You can do a pretty good imitation of oracle with flat-files if you
know what the queries are likely to look like. See the msgarchive.py
stuff in the grail sources, for example.
>> Update the index in real-time, as messages arrive, not in batch.
>
>.forward
Right. MHonarc already allows this.
>However, I see many of the tasks can be done by a collection of tools
>and not a single tool.
Whatever. I just stated my requirements. I'm pleased with the discussion
that's followed.
> Trying to develop a single software program to
>do everything maybe wasted effort, and it does not make the best use of
>existing software that can do the job better (ie. I'm lazy and do not
>want to reinvent the wheel :-).
Right. Reusable software is good. But unix pipes are not the building
blocks I'm interested any more. I'm interested in objects, modules,
and interfaces.
> As long as mhonarc can be
>invoked just as a message/rfc822->HTML converter, then others have the
>ability to use that capability in whatever WWW mail archiving system
>that suits their needs.
As I said: I like the way mhonarc does a lot of things. I just don't
like the API to it (unix pipes).
>I'd like to remind people that many of the WWW tools/filters people use
>are developed on various individuals spare-time. As one's problem
>become more sophisticated, one should not hold his/her breath waiting
>for a free, ready-made, solution. Many times it will take the
>integration of several programs to come up with the desired solution
>because free software developers cannot solve everyone's problems.

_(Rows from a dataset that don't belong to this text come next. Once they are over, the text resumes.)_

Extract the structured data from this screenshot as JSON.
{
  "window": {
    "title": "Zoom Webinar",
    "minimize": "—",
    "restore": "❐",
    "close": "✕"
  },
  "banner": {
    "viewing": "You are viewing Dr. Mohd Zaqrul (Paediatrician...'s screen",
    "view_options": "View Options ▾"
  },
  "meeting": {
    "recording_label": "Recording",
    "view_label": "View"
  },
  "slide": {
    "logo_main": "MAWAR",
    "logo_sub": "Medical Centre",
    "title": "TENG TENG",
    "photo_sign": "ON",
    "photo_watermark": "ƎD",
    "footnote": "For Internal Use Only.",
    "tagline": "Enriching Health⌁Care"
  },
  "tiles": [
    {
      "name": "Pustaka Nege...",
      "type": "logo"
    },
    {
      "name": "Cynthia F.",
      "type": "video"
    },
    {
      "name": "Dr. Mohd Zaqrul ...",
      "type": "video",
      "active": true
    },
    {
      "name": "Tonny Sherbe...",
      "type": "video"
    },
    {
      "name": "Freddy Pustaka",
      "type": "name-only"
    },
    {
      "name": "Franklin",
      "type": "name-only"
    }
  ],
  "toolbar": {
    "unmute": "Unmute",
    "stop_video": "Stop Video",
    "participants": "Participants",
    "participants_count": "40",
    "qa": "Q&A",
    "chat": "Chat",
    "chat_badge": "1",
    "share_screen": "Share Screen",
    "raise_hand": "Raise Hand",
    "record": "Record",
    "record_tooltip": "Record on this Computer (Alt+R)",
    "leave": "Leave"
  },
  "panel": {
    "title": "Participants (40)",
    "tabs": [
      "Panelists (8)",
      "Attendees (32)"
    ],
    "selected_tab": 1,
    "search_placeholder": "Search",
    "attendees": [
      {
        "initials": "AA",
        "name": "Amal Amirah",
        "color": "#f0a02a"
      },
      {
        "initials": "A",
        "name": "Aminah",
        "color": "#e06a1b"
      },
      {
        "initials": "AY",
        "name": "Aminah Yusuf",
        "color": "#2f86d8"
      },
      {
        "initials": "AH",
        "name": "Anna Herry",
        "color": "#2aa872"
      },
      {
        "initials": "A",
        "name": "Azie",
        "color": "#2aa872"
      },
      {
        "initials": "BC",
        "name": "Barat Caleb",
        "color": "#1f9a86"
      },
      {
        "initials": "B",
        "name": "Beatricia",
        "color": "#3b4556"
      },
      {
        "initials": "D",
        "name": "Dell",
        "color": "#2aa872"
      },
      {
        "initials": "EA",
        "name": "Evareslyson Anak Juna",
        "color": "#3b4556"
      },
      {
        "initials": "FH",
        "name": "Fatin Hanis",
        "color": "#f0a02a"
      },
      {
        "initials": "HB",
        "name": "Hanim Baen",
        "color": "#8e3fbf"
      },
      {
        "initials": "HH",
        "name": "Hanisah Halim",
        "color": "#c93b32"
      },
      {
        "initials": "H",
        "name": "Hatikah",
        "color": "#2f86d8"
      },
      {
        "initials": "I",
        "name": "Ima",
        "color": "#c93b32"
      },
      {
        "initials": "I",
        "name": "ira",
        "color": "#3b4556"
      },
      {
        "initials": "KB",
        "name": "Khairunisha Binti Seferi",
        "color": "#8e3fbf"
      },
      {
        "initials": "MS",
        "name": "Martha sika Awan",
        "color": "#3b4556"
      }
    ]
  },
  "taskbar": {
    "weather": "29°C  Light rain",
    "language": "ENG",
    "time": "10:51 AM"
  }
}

The
>solution to Dan's problem may be best be solved by an intelligent
>integration of several programs and not a single program.
The solution might also come from a collaboration between the folks
in this forum, and other forums. I'm hardly waiting for a ready-made
solution. I've spent quite a bit of time poring over the available
tools and starting to develop new ones. But as long as I'm developing
something, I'd like to get ideas from other folks who have been down
this path.
And I'd like to see mhonarc, hypernews, HURL, and such tools converge
and share code.
I'd also like to see it form the basis of a _better_ communications
facility, perhaps built on something like KQML[1].
Dan
[1] http://www.cs.umbc.edu/kqml/